Military science fiction is a common enough subgenre of literature, film, and TV. Some of the most beloved sci-fi works–like Ender‘s Game or Battlestar Galactica–prominently feature military characters, settings, and themes, so it’s not hard to imagine that they inspire a lot of other military tales as well.
Of course, not all of them are as well written as the abovementioned examples. Case in point, Techno Dynasty by Ryan Philips.
The Story: Boy Meets Alien, Shoots Him In The Head
When aliens attack a human outpost, they steal blueprints to an experimental weapon that must be retrieved at all costs. A team of five elite soldiers is sent out to locate the plans and deal a solid blow against the aliens that stole them. All this is achieved in a story that’s only forty pages long, and while that might seem impressive, I had the same complaint for this story that I had for The Scarlet Cloth.
It moves too fast for the reader’s convenience.
The Cast: That One Guy, That Other Guy, And That Girl…

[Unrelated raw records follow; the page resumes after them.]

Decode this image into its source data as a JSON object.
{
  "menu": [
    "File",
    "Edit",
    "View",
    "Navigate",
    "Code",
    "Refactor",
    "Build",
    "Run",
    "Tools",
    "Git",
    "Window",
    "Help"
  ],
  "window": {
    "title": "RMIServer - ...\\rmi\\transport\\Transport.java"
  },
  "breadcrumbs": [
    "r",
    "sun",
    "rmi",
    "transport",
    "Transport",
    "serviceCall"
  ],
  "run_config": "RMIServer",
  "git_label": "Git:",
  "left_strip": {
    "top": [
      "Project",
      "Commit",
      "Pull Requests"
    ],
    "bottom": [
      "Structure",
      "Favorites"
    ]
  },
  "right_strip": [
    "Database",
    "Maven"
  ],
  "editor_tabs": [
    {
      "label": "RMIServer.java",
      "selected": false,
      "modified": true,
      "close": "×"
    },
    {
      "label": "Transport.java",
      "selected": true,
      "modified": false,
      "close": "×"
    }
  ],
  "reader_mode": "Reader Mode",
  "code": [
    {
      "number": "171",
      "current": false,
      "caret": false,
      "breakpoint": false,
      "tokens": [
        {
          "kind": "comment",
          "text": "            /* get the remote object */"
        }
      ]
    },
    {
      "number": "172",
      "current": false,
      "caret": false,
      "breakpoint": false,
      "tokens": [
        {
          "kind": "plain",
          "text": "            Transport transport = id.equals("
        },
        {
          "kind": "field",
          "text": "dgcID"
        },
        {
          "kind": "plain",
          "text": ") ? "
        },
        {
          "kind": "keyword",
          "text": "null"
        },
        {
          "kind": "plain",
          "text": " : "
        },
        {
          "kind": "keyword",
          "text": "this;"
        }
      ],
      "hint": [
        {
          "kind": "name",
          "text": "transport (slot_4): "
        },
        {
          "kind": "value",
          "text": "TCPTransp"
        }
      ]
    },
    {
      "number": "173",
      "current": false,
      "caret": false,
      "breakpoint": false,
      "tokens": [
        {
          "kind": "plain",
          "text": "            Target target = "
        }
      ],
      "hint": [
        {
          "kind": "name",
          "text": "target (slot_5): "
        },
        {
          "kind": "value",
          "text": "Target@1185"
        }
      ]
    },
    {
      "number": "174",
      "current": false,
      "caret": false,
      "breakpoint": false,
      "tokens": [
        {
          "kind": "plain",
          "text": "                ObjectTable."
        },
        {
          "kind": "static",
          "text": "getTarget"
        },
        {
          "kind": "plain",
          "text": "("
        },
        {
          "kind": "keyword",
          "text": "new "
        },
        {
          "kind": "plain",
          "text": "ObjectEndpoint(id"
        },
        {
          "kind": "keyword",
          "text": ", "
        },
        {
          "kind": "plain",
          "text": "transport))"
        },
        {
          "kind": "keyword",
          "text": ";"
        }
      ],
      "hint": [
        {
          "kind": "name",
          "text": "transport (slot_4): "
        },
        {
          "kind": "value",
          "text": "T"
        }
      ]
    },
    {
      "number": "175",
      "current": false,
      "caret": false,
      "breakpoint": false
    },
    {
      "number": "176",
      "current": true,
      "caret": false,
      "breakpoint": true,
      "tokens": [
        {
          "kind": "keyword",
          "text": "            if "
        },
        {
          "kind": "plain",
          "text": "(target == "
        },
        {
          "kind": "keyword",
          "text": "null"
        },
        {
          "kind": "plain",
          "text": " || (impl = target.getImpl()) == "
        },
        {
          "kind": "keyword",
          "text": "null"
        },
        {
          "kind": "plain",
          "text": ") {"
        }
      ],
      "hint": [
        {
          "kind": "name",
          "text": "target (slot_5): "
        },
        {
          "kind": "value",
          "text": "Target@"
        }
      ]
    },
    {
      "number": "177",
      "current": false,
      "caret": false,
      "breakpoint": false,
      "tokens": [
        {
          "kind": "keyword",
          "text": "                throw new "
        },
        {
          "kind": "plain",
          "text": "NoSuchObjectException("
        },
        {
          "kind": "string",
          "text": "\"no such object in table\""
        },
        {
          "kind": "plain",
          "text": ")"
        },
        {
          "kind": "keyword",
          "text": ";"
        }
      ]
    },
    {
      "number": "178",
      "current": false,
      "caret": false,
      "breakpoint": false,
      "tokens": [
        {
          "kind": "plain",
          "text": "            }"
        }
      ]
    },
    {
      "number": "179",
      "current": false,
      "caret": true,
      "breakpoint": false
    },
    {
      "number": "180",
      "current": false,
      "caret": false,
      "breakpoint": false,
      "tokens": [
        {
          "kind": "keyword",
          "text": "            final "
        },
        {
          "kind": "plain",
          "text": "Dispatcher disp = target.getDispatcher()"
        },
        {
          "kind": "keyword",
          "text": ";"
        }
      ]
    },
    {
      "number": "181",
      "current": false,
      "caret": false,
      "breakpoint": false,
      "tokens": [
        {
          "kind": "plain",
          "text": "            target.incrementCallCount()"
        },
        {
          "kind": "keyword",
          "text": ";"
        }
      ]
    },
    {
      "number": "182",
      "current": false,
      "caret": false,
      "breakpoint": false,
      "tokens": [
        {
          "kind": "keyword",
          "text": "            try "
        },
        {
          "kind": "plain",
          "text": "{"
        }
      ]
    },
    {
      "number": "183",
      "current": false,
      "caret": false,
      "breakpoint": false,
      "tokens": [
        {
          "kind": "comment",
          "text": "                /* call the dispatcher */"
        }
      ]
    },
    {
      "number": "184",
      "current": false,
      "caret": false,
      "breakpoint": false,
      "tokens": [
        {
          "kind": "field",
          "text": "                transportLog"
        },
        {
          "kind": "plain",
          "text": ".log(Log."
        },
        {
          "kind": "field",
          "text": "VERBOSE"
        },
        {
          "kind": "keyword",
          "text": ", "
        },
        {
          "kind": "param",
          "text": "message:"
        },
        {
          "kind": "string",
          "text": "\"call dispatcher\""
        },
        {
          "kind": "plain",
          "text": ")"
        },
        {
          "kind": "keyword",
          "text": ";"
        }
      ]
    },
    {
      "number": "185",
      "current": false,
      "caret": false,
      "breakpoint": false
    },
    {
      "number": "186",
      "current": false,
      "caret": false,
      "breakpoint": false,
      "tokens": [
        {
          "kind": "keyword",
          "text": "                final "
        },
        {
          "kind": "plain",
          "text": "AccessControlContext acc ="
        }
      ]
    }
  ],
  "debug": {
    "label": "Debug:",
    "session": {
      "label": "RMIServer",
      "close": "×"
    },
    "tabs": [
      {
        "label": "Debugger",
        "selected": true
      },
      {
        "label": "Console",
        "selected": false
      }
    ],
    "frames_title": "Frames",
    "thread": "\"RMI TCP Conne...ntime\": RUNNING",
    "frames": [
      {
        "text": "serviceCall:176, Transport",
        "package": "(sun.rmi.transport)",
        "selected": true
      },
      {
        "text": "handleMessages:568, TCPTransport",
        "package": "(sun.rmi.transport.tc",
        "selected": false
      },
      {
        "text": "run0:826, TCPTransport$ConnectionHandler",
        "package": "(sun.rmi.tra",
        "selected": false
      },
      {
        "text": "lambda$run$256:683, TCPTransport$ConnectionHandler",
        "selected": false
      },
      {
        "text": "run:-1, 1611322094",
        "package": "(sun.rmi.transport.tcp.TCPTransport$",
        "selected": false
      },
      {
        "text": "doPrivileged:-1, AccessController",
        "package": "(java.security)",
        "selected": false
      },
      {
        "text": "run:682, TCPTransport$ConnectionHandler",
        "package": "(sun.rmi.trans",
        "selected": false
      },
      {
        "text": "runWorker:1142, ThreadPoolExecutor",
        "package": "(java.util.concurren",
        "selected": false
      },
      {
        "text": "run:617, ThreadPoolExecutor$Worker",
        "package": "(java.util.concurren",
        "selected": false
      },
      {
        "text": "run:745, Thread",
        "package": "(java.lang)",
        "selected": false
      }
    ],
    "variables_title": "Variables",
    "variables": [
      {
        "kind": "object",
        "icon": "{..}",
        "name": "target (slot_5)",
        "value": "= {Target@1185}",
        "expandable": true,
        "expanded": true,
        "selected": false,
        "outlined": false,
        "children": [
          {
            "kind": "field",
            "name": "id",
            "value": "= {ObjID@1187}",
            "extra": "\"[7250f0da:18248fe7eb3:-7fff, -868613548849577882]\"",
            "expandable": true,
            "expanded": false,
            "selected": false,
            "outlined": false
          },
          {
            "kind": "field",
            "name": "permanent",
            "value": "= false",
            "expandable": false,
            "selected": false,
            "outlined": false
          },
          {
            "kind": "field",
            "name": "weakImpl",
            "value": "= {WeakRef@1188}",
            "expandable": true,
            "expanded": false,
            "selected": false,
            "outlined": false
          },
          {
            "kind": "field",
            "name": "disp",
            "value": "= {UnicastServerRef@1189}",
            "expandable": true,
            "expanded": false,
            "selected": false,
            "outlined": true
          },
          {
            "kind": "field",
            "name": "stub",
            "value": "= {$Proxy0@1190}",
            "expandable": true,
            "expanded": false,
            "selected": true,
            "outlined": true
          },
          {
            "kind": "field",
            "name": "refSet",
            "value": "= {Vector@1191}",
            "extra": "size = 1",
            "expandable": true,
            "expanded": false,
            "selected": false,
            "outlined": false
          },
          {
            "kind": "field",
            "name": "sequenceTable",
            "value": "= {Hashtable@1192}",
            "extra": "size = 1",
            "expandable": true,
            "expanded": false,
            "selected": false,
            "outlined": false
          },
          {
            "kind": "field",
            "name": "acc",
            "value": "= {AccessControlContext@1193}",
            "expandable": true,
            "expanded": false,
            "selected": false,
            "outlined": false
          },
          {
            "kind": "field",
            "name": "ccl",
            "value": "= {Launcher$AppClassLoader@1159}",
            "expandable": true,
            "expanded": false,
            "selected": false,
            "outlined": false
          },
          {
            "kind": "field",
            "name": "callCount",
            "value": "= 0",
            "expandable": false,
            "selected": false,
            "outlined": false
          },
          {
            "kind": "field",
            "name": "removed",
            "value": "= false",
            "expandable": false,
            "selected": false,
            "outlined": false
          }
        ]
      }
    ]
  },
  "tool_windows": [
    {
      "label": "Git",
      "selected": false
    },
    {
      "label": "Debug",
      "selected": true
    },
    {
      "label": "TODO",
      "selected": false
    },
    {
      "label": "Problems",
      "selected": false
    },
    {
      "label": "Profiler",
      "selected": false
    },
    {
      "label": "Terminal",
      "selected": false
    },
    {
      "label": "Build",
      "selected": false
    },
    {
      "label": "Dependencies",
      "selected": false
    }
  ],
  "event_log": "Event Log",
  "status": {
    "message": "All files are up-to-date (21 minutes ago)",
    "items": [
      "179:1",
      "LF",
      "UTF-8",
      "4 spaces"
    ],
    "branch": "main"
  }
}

Case in point, the main characters. Apart from their squad names–Predator, Crusader, Tracker, Hunter, and Kitty–they have no real personality or distinguishing features. Well, maybe with the exception of Kitty, being the token female and having the only feminine squad name, but that’s about it. They have a lot of witty banter in and out of combat, but again, we don’t see much of their personality beyond it, so it’s not like I have any appreciation for their sense of humor.
The aliens themselves are given even less personality, if such a thing is possible. They’re identified only by their species’ names–like the Steras and the Scutters–and given very brief physical descriptions. Beyond that, they’re just a malevolent entity for the sake of dramatic tension.
The Plot: As Only Forty Pages Can Deliver!
Beyond the lack of solid characterization, this plot was just too quick and easy. It seems like the troopers have access to every kind of equipment they would need to get out of a tight spot, and except for being captured or nearly killed at a few points, they don’t seem to ever have any real setbacks. One team member is presumed dead in the climax, but of course, he’s soon revealed to be alive without much fanfare.
Final Verdict: Nice Try, Maybe Next Time
I can tell that there’s an attempt to keep things moving and provide some witty banter to offset what’s supposed to be very dramatic moments, but the dialogue reads as a bit cliche and there’s no real drama or memorable characters to carry us through. Techno Dynasty is quick, not quick-witted; concisely written, but not for the reader’s benefit.
Bibliography: Philips, Ryan. Techno Dynasty. Pittsburgh: Dorrance Publishing, 2007.